Рис. 7.19. Кольцо D лактонного аналога тетра-NAG имеет конформацию, похожую на полукресло, и в этом отношении сходно с промежуточным переходным состоянием в реакции, катализируемой лизоцимом
Роль этого фактора в катализе ясно предвидел Полинг (Pauling), о чем свидетельствует его лекция, читанная в 1948 г.:
«Я полагаю, что ферменты - это молекулы, которые по структуре комплементарны активированным комплексам тех реакций, которые они катализируют, т.е. молекулярной структуре, промежуточной между реагирующими веществами и продуктами реакции в данном каталитическом процессе. Сила притяжения молекулы фермента к активированному комплексу приводит к снижению энергии последнего, а, следовательно, к снижению энергии активации данной реакции и возрастанию скорости реакции».
4. Зависимость скорости каталитической реакции от pH. Скорость гидролиза хитина достигает наиболее высоких значений при pH 5 (рис. 7.20). По обе стороны от этого оптимума ферментативная активность резко падает. Снижение активности при сдвиге pH в щелочную сторону обусловлено ионизацией глутамата-35, тогда как при сдвиге pH в кислую сторону - протонированием аспартата-52. Лизоцим проявляет ферментативную активность только при условии, что глутамат-35 находится в неионизированной форме, а аспартат-52 - в ионизированной.
Рис. 7.20. Скорость гидролиза хитина (роlу-NAG) лизоцимом как функция pH
5. Избирательная химическая модификация. Лизоцим сохраняет ферментативную активность, если все имеющиеся в нем карбоксильные группы, за исключением карбоксильных групп глутамата-35 и аспартата-52, подвергнуть этерификации. Остатки 35 и 52 остаются немодифицированными, если этерификацию проводят в присутствии субстрата. При удалении субстрата аспартат-52 этерифицируется (тогда как глутамат-35 остается неизменным). Модификация аспартата-52 приводит к полной инактивации фермента. Это подтверждает предположение о том, что, строгая ориентация карбоксилат-иона аспартата-52 необходима для стабилизации образующеюся в качестве промежуточного продукта иона карбония.

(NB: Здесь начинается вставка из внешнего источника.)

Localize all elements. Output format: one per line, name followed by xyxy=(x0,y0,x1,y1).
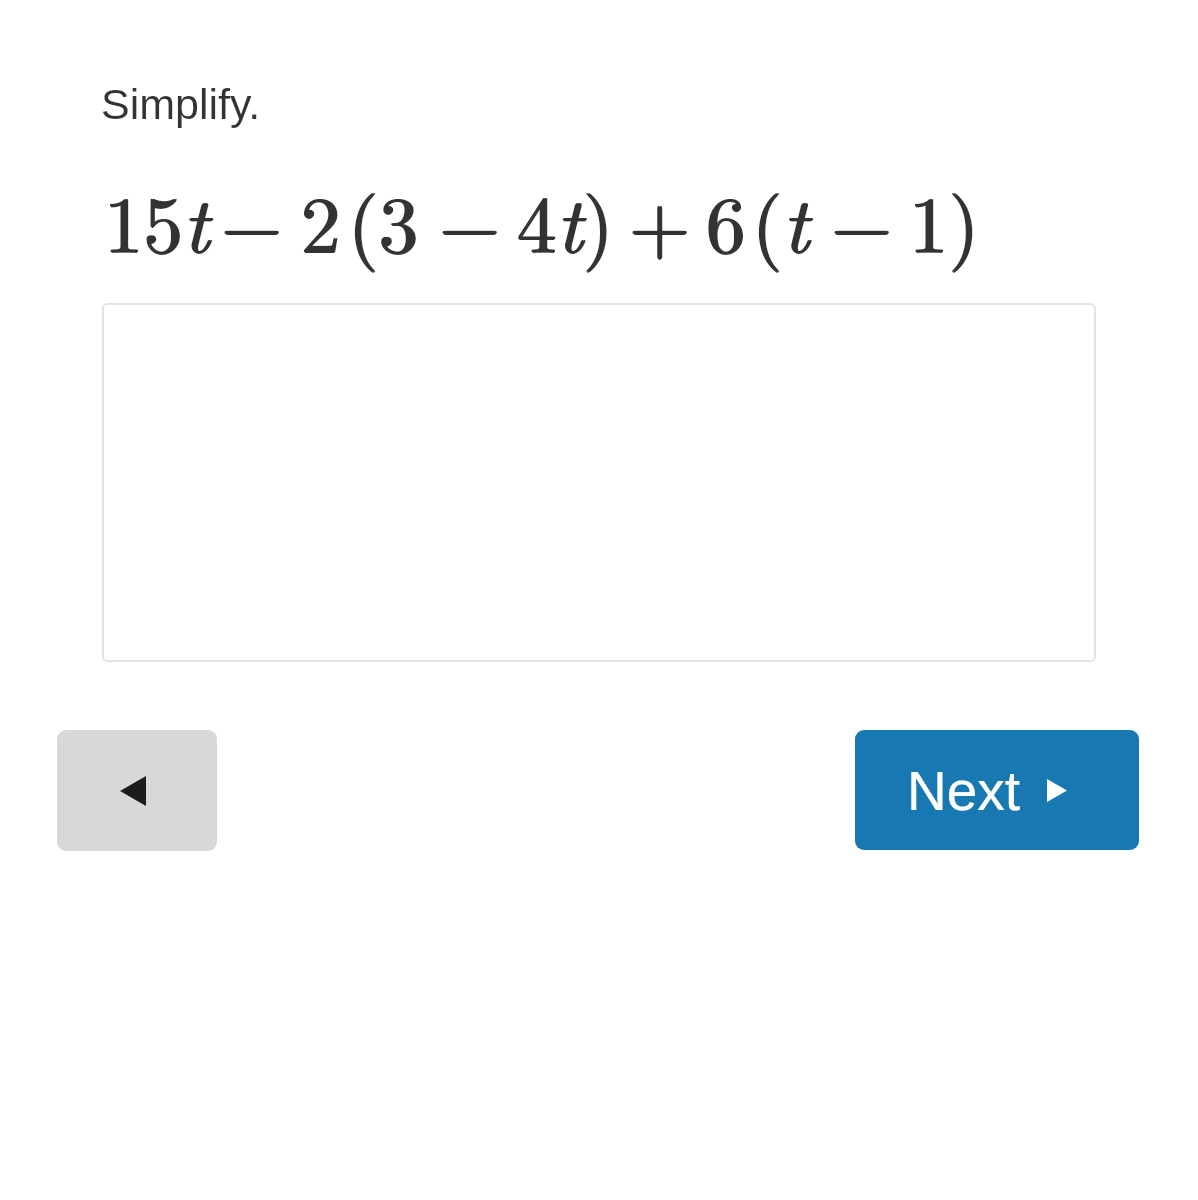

6. Трансгликозилирование. При добавлении к лизоциму тетра-NАG происходит медленное образование гекса-NАG и ди- NАG (рис. 7.21). Существование этой реакции, называемой трансгликозилированием, подтверждает наличие одного из важных элементов предложенного механизма ферментативной реакции, а именно образования в качестве промежуточного продукта комплекса гликозил — фермент.
Рис. 7.21. Существование промежуточного продукта гликозил- фермент подтверждается способностью лизоцима катализировать, хотя и медленно, реакцию трапа ликозилирования, NАG4 (показан красным) соединяется с промежуточным продуктом гликозил фермент (показан синим на рис. Б), и в результате образуется NAG6
При обычных гидролитических реакциях этот промежуточный продукт реагирует с ОН-. При трансгликозилировании в реакции используется вторая молекула углевода: ROH. Реакция трансгликозилирования специфична, так как акцептор связывается в участках Е и F в щели активного центра. Более того, образующаяся гликозидная связь имеет β-конфигурацию, как и в субстрате. Таким образом, эти данные подтверждают правильность предполагаемой формы промежуточного продукта катализа.